On a lu « Une clarté dans le lointain » de Judith Hermann, une femme sur le rivage de la vie

C’est une femme seule au bord de la mer. Enfin, seule, pas vraiment. Presque quinquagénaire, donc envahie par les ombres, les souvenirs et n’ayant pour autant renoncé ni aux plaisirs ni aux jours heureux. Sa vie procède d’un choix. Il y eut d’abord celui, dans sa jeunesse, qui fut un renoncement. La jeune femme travaillait alors dans une usine de cigarettes…

C’est une femme seule au bord de la mer. Enfin, seule, pas vraiment. Presque quinquagénaire, donc envahie par les ombres, les souvenirs et n’ayant pour autant renoncé ni aux plaisirs ni aux jours heureux. Sa vie procède d’un choix. Il y eut d’abord celui, dans sa jeunesse, qui fut un renoncement. La jeune femme travaillait alors dans une usine de cigarettes. Un soir, elle fit la connaissance d’un homme, assez âgé, qui se prétendant magicien, lui proposa de devenir son assistante (ce qui impliquait d’accepter de se laisser faussement couper en deux…) et de le suivre à travers les eaux du monde sur les paquebots de croisière où il présentait son spectacle. Elle accepta, mais au dernier moment, se ravisa. Choisir, c’est parfois dire non. Une fois au moins ; celle-ci.


Judith Hermann

Ulf ANDERSEN/Gamma Rapho

Après, il y eut l’ordinaire, qui ne l’est jamais vraiment, d’une vie. Un mari, Otis, une fille, Ann. On n’en saura guère plus. Si ce n’est que le temps passant a fait son œuvre. Ann est partie, loin, en Amérique, vivre à son tour sa vie. Et sa mère a quitté son père, sans éclats, sans drames, comme le couple a vécu, à bas bruit.

Les horizons perdus

Alors la voilà, cette femme dont on ne saura pas le nom, seule on l’a dit, dans une maison des bords de la mer Baltique. Le pourquoi ne lui est pas une question. Le comment est plus crucial. Elle est serveuse dans un bar sur le port tenu par son frère Sascha.
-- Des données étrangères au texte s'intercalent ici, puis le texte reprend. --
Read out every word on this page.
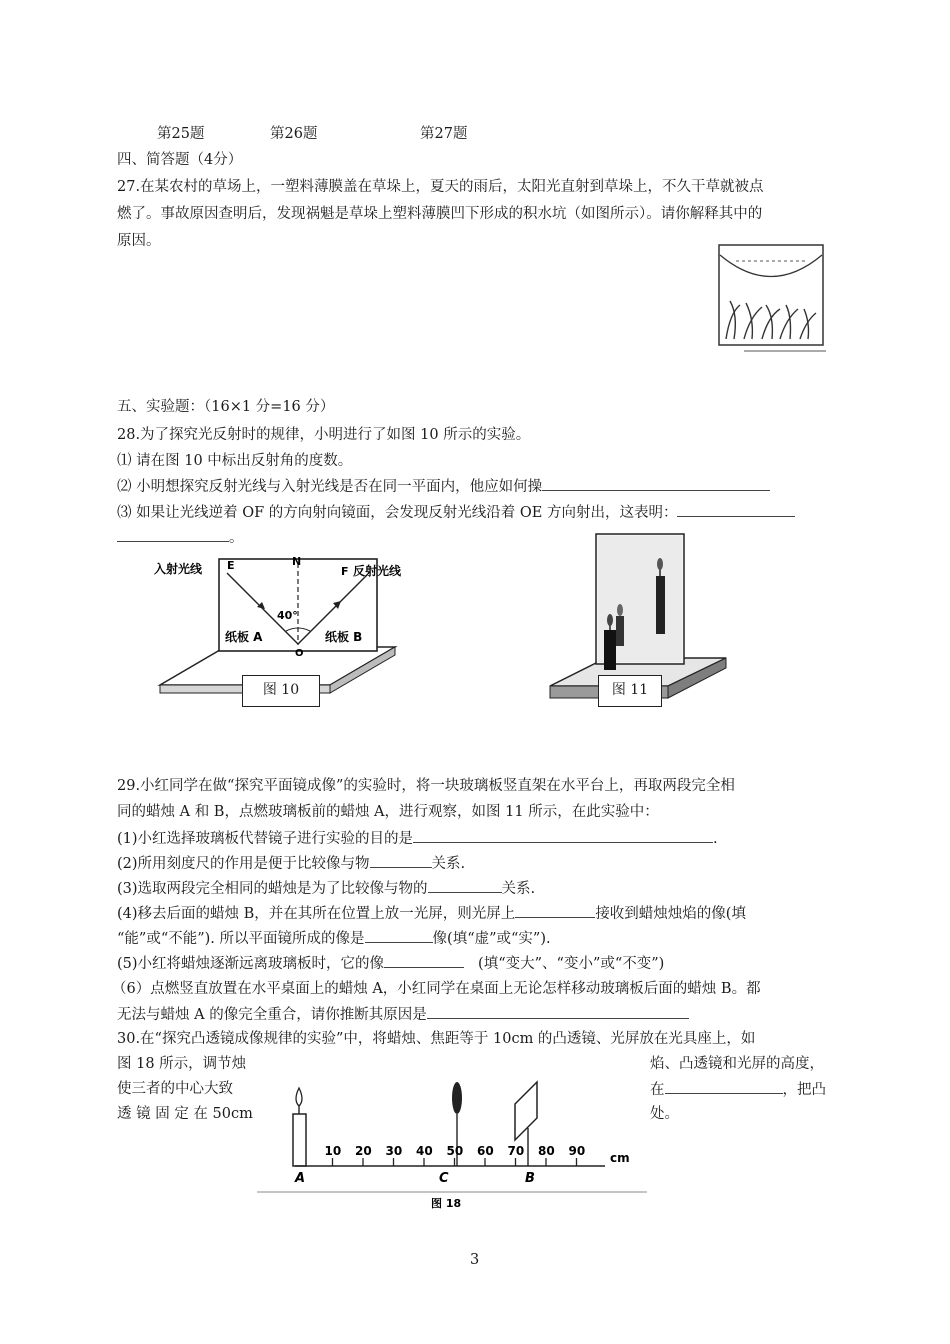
第25题	第26题	第27题
四、简答题（4分）
27.在某农村的草场上，一塑料薄膜盖在草垛上，夏天的雨后，太阳光直射到草垛上，不久干草就被点
燃了。事故原因查明后，发现祸魁是草垛上塑料薄膜凹下形成的积水坑（如图所示）。请你解释其中的
原因。
五、实验题：（16×1 分=16 分）
28.为了探究光反射时的规律，小明进行了如图 10 所示的实验。
⑴ 请在图 10 中标出反射角的度数。
⑵ 小明想探究反射光线与入射光线是否在同一平面内，他应如何操
⑶ 如果让光线逆着 OF 的方向射向镜面，会发现反射光线沿着 OE 方向射出，这表明：
。
入射光线 E	N
F 反射光线
40°
纸板 A	纸板 B
O
图 10	图 11
29.小红同学在做“探究平面镜成像”的实验时，将一块玻璃板竖直架在水平台上，再取两段完全相
同的蜡烛 A 和 B，点燃玻璃板前的蜡烛 A，进行观察，如图 11 所示，在此实验中：
(1)小红选择玻璃板代替镜子进行实验的目的是	.
(2)所用刻度尺的作用是便于比较像与物	关系.
(3)选取两段完全相同的蜡烛是为了比较像与物的	关系.
(4)移去后面的蜡烛 B，并在其所在位置上放一光屏，则光屏上	接收到蜡烛烛焰的像(填
“能”或“不能”). 所以平面镜所成的像是	像(填“虚”或“实”).
(5)小红将蜡烛逐渐远离玻璃板时，它的像	(填“变大”、“变小”或“不变”)
（6）点燃竖直放置在水平桌面上的蜡烛 A，小红同学在桌面上无论怎样移动玻璃板后面的蜡烛 B。都
无法与蜡烛 A 的像完全重合，请你推断其原因是
30.在“探究凸透镜成像规律的实验”中，将蜡烛、焦距等于 10cm 的凸透镜、光屏放在光具座上，如
图 18 所示，调节烛	焰、凸透镜和光屏的高度，
使三者的中心大致	在	，把凸
透 镜 固 定 在 50cm	处。
10 20 30 40 50 60 70 80 90 cm
A	C	B
图 18
3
Sascha qui vient d’entamer une histoire d’amour douloureuse avec Nike, une marginale de plus de trente ans sa cadette…

Son œuvre tout entière n’est tissée que des petits riens de la vie, fragile et infiniment délicate

Bientôt, elle noue des liens d’amitié forts avec Mimi, sa seule voisine, une artiste qui semble n’avoir peur de rien ni de personne. Mimi a aussi un frère, Arild, un homme ombrageux, solitaire, qui s’occupe d’un élevage familial de porcs avec lequel la nouvelle venue va initier une liaison à la fois presque brutale et respectueuse des horizons perdus de ces deux adultes qui ne le sont que pour mieux dissimuler les blessures de leur enfance… Les jours passent élégiaques et ennuyeux à la fois. Quelque chose pourrait advenir. Ou non.

Cet air sublime de ne pas y toucher

Cette femme qui se tient ainsi tout au bord de son existence, au bout d’un monde qu’elle tient élégamment à distance, c’est l’héroïne d’ « Une clarté dans le lointain », le deuxième roman de l’Allemande Judith Hermann. Nouvelliste avant d’être romancière, Hermann est considérée comme l’une des grandes voix d’aujourd’hui de la littérature d’outre-Rhin. De fait, son œuvre tout entière n’est tissée que des petits riens de la vie, fragile et infiniment délicate.

Il y a du Tchekhov dans cet air sublime de ne pas y toucher, du Duras sans la grandiloquence, ou plus près de nous, du Dominique Barberis pour cet art de s’immiscer ainsi dans les silences de fictions profondément spéculatives. De quoi ça parle ce « Une clarté dans le lointain » ? De rien justement, puisque rien n’est plus étranger à cet art littéraire que le bavardage. Ça ne parle pas, ça écoute, ça regarde, ça pressent, c’est une présence au monde. Des êtres égarés de solitude et de chagrins tus ou ignorés, s’agitent vaguement dans l’idée de traverser la nuit, celle qui vient, celle qui demeure. Après tout, s’il doit y avoir une clarté dans le lointain, cela s’appellera l’aurore.

« Une clarté dans le lointain », de Judith Hermann, traduit de l’allemand par Dominique Autrand, éd. Albin Michel, 224 p., 19,90€, ebook 13,99 €. Parution le 2 novembre.